The Cardigans - First Band on the MoonCandide serait le meilleur mot pour définir la musique du groupe The Cardigans. Les morceaux twee pop et dream pop de First Band on the Moon rappellent les prés ensoleillés et la nostalgie des premiers amours.

Légères, badines et habitées d’une énergie juvénile, ces mélodies ne peuvent que faire sourire, même les journées grises. Le lent Heartbreaker ressemble à une comptine. Mais la plupart des morceaux sont joyeux et énergiques, comme le festif Never Recover, l’accrocheur Your New Cuckoo, ou même le lent mais présent Losers. Des morceaux comme Choke sont plus imposants, en ne perdant rien de leur simplicité et de leur petit côté rêveur.
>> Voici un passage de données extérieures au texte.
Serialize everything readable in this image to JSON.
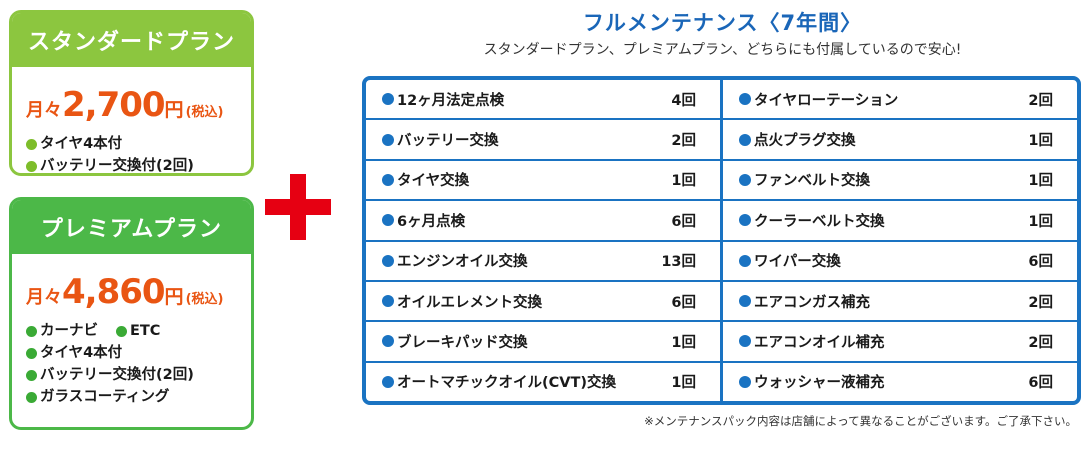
{
  "standard_plan": {
    "title": "スタンダードプラン",
    "price_prefix": "月々",
    "price": "2,700",
    "price_unit": "円",
    "tax_note": "(税込)",
    "features": [
      "タイヤ4本付",
      "バッテリー交換付(2回)"
    ]
  },
  "premium_plan": {
    "title": "プレミアムプラン",
    "price_prefix": "月々",
    "price": "4,860",
    "price_unit": "円",
    "tax_note": "(税込)",
    "feature_pair": [
      "カーナビ",
      "ETC"
    ],
    "features": [
      "タイヤ4本付",
      "バッテリー交換付(2回)",
      "ガラスコーティング"
    ]
  },
  "maintenance": {
    "title": "フルメンテナンス〈7年間〉",
    "subtitle": "スタンダードプラン、プレミアムプラン、どちらにも付属しているので安心!",
    "left_items": [
      {
        "name": "12ヶ月法定点検",
        "count": "4回"
      },
      {
        "name": "バッテリー交換",
        "count": "2回"
      },
      {
        "name": "タイヤ交換",
        "count": "1回"
      },
      {
        "name": "6ヶ月点検",
        "count": "6回"
      },
      {
        "name": "エンジンオイル交換",
        "count": "13回"
      },
      {
        "name": "オイルエレメント交換",
        "count": "6回"
      },
      {
        "name": "ブレーキパッド交換",
        "count": "1回"
      },
      {
        "name": "オートマチックオイル(CVT)交換",
        "count": "1回"
      }
    ],
    "right_items": [
      {
        "name": "タイヤローテーション",
        "count": "2回"
      },
      {
        "name": "点火プラグ交換",
        "count": "1回"
      },
      {
        "name": "ファンベルト交換",
        "count": "1回"
      },
      {
        "name": "クーラーベルト交換",
        "count": "1回"
      },
      {
        "name": "ワイパー交換",
        "count": "6回"
      },
      {
        "name": "エアコンガス補充",
        "count": "2回"
      },
      {
        "name": "エアコンオイル補充",
        "count": "2回"
      },
      {
        "name": "ウォッシャー液補充",
        "count": "6回"
      }
    ],
    "note": "※メンテナンスパック内容は店舗によって異なることがございます。ご了承下さい。"
  },
  "colors": {
    "standard_green": "#8cc63f",
    "premium_green": "#4cb848",
    "price_orange": "#e95513",
    "plus_red": "#e60012",
    "table_blue": "#1a73c2",
    "title_blue": "#1a66b8"
  }
}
Si vous connaissez déjà le groupe, ce sera peut-être grâce à Lovefool et ses tendances disco, qui fut un succès en rappelant à certains leurs meilleures années. Pour ma part, je m’en souviendrai pour l’excellente réinterprétation de Iron Man de Black Sabbath, transformé en morceau langoureux et rêveur: un véritable exploit.

Deserter’s Songs (1998) – 382 jours, 558 albums

Un psychédélisme renouvelé mêlé à de la pop rêveuse, mais avec une ambiance étrange, conviée par les vibrations d’une égoïne, d’une voix anémique et de mélodies pianotées comme des valses voilées et funèbres : voilà ce qu’offre l’album Deserter’s Songs du groupe Mercury Rev.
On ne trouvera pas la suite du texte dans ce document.